It’s game on for female members of Congress and the women reporting on politics and Washington.
As the two teams prepare for battle — in the name of a good cause, of course — Wednesday night in Washington, the NewsHour was there, getting a sense from the players about the stakes for both the sport and breast cancer awareness.
When Rep. Ileana Ros-Lehtinen, R-Fla., comes up to bat, she makes it known she is all business.
“Move back!” she jokingly calls to the opposing scrimmage team indicating that she’ll be smacking the ball to the outer reaches of the field.
Her teammates, all female members of Congress, cheer her on and laugh as she steps to the plate.
It is an early seven a.m. practice for the congressional women’s softball team, their last before they face the Bad News Babes, a team of female reporters who cover Congress and politics, at the fourth annual Congressional Women’s Softball Game on Wednesday at 7 p.m. at Watkins Recreation Center.
The congressional team, or the defending champions as they like to point out, is a healthy mix of Republicans and Democrats who manage to get along despite the often-deadlock Congress of late.
“Many times we disagree on the aisle about issues,” Rep. Jean Schmidt, R-Ohio, told the NewsHour. “But we are here on the battlefield trying to beat the press corps, but most importantly to raise money to help women beat their disease of breast cancer.”
“That’s not a partisan issue, that’s a human issue,” she said.
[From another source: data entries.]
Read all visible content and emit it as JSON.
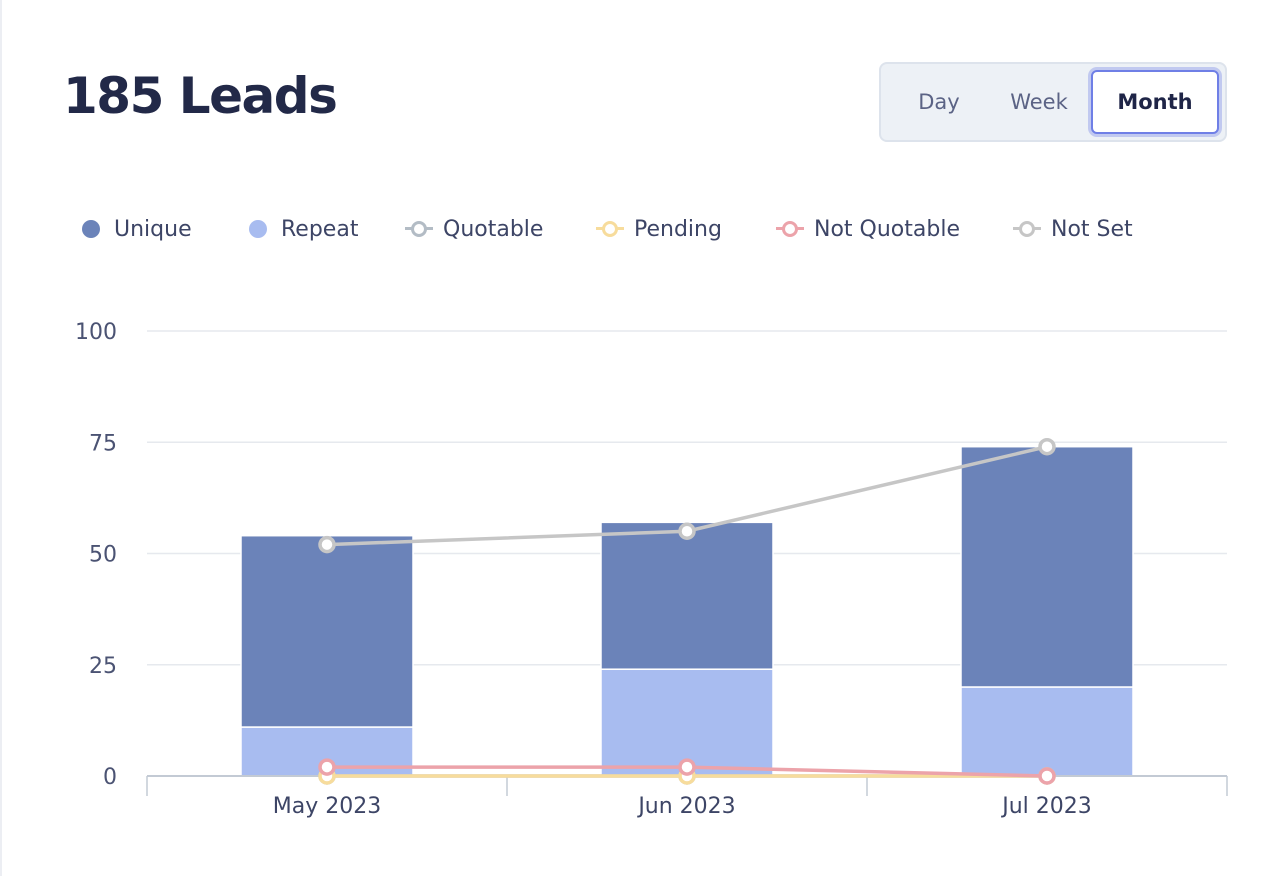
{
  "header": {
    "title": "185 Leads"
  },
  "period_toggle": {
    "options": [
      {
        "label": "Day",
        "selected": false
      },
      {
        "label": "Week",
        "selected": false
      },
      {
        "label": "Month",
        "selected": true
      }
    ]
  },
  "colors": {
    "unique": "#6b83b9",
    "repeat": "#a8bcf0",
    "quotable": "#b3bcc5",
    "pending": "#f7dc9c",
    "not_quotable": "#eca3aa",
    "not_set": "#c6c6c6",
    "grid": "#e6e9ee",
    "axis": "#c3cad4"
  },
  "chart_data": {
    "type": "bar",
    "stacked": true,
    "categories": [
      "May 2023",
      "Jun 2023",
      "Jul 2023"
    ],
    "ylim": [
      0,
      100
    ],
    "yticks": [
      0,
      25,
      50,
      75,
      100
    ],
    "grid": true,
    "legend_position": "top",
    "series": [
      {
        "name": "Unique",
        "type": "bar",
        "icon": "filled-dot",
        "values": [
          43,
          33,
          54
        ]
      },
      {
        "name": "Repeat",
        "type": "bar",
        "icon": "filled-dot",
        "values": [
          11,
          24,
          20
        ]
      },
      {
        "name": "Quotable",
        "type": "line",
        "icon": "line-ring",
        "values": [
          0,
          0,
          0
        ]
      },
      {
        "name": "Pending",
        "type": "line",
        "icon": "line-ring",
        "values": [
          0,
          0,
          0
        ]
      },
      {
        "name": "Not Quotable",
        "type": "line",
        "icon": "line-ring",
        "values": [
          2,
          2,
          0
        ]
      },
      {
        "name": "Not Set",
        "type": "line",
        "icon": "line-ring",
        "values": [
          52,
          55,
          74
        ]
      }
    ]
  }
}
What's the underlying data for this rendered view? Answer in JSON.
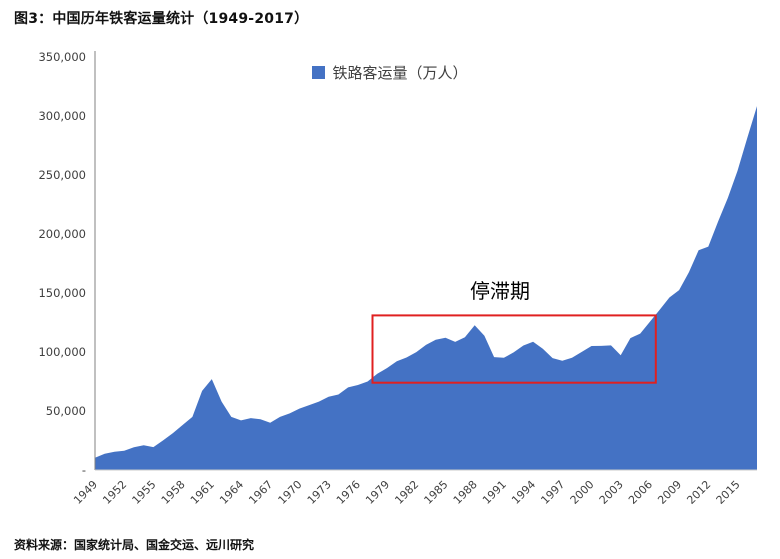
{
  "title": "图3：中国历年铁客运量统计（1949-2017）",
  "source": "资料来源：国家统计局、国金交运、远川研究",
  "legend": {
    "label": "铁路客运量（万人）",
    "color": "#4472C4"
  },
  "annotation": {
    "label": "停滞期",
    "x_start_year": 1977.5,
    "x_end_year": 2006.6,
    "y_low": 74000,
    "y_high": 131000,
    "box_color": "#e02020",
    "label_color": "#000000"
  },
  "chart_data": {
    "type": "area",
    "title": "图3：中国历年铁客运量统计（1949-2017）",
    "series_name": "铁路客运量（万人）",
    "fill_color": "#4472C4",
    "grid": false,
    "legend_position": "top-center",
    "ylim": [
      0,
      350000
    ],
    "y_ticks": [
      0,
      50000,
      100000,
      150000,
      200000,
      250000,
      300000,
      350000
    ],
    "y_tick_labels": [
      "-",
      "50,000",
      "100,000",
      "150,000",
      "200,000",
      "250,000",
      "300,000",
      "350,000"
    ],
    "x_tick_years": [
      1949,
      1952,
      1955,
      1958,
      1961,
      1964,
      1967,
      1970,
      1973,
      1976,
      1979,
      1982,
      1985,
      1988,
      1991,
      1994,
      1997,
      2000,
      2003,
      2006,
      2009,
      2012,
      2015
    ],
    "x": [
      1949,
      1950,
      1951,
      1952,
      1953,
      1954,
      1955,
      1956,
      1957,
      1958,
      1959,
      1960,
      1961,
      1962,
      1963,
      1964,
      1965,
      1966,
      1967,
      1968,
      1969,
      1970,
      1971,
      1972,
      1973,
      1974,
      1975,
      1976,
      1977,
      1978,
      1979,
      1980,
      1981,
      1982,
      1983,
      1984,
      1985,
      1986,
      1987,
      1988,
      1989,
      1990,
      1991,
      1992,
      1993,
      1994,
      1995,
      1996,
      1997,
      1998,
      1999,
      2000,
      2001,
      2002,
      2003,
      2004,
      2005,
      2006,
      2007,
      2008,
      2009,
      2010,
      2011,
      2012,
      2013,
      2014,
      2015,
      2016,
      2017
    ],
    "values": [
      10300,
      13800,
      15500,
      16350,
      19200,
      21000,
      19400,
      25100,
      31300,
      38100,
      45000,
      67000,
      77000,
      58000,
      45000,
      42000,
      44000,
      43000,
      40000,
      45000,
      48000,
      52000,
      55000,
      58000,
      62000,
      64000,
      70000,
      72000,
      75000,
      81500,
      86400,
      92200,
      95300,
      99900,
      106000,
      110400,
      112100,
      108600,
      112500,
      122600,
      113800,
      95700,
      95100,
      99700,
      105500,
      108700,
      102700,
      94800,
      92600,
      95100,
      100100,
      105100,
      105200,
      105600,
      97300,
      111800,
      115600,
      125700,
      135700,
      146200,
      152500,
      167600,
      186200,
      189300,
      210600,
      230500,
      253500,
      281400,
      308400
    ],
    "axis_color": "#808080",
    "tick_label_color": "#404040"
  }
}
The team, captained by Sen. Kelly Ayotte, R-N.H., Sen. Kirsten Gillibrand, D-N.Y., Rep. Debbie Wasserman Schultz, D-Fla. and Rep. Jo Ann Emerson, R-Mo., is bipartisan and bicameral — made up of six Republicans and 11 Democrats, three from the Senate and 14 from the House.
“We’re letting people know that politics needs to work together to get things done,” Rep. Grace Napolitano, D-Calif., said. “We’re doing it at this level and so hopefully people will get the idea that no matter what, we have the same needs and we are able to concentrate on things that are critical for our young women today.”
Proceeds from the event go to the Young Survival Coalition, a nonprofit organization offering resources and outreach to young women affected by breast cancer.
“As a breast cancer survivor myself — and a young one at that — it is so personal and deeply meaningful to me that the congressional family is always so supportive of the women members,” Wasserman-Schultz, who started the event four years ago, announced on the House Floor on Tuesday when inviting other members to attend the game. And it wasn’t without smack-talk.
“Between our superior fielding, hitting and strategic approach to the game we look forward to continuing as the champions of the annual congressional softball game,” she added.
With the animus now aimed their way, the press team has also been holding early morning practices and weekend scrimmages in preparation. Photos of players Brianna Keilar of CNN and Shawna Thomas of NBC practicing from the beaches of Cabo, where they have been covering the G-20 summit, made the rounds on Tuesday.
“We really appreciate that they are using their position of authority and notoriety to also raise awareness for breast cancer,” Gillibrand said of her opponents before adding, “But they will lose.”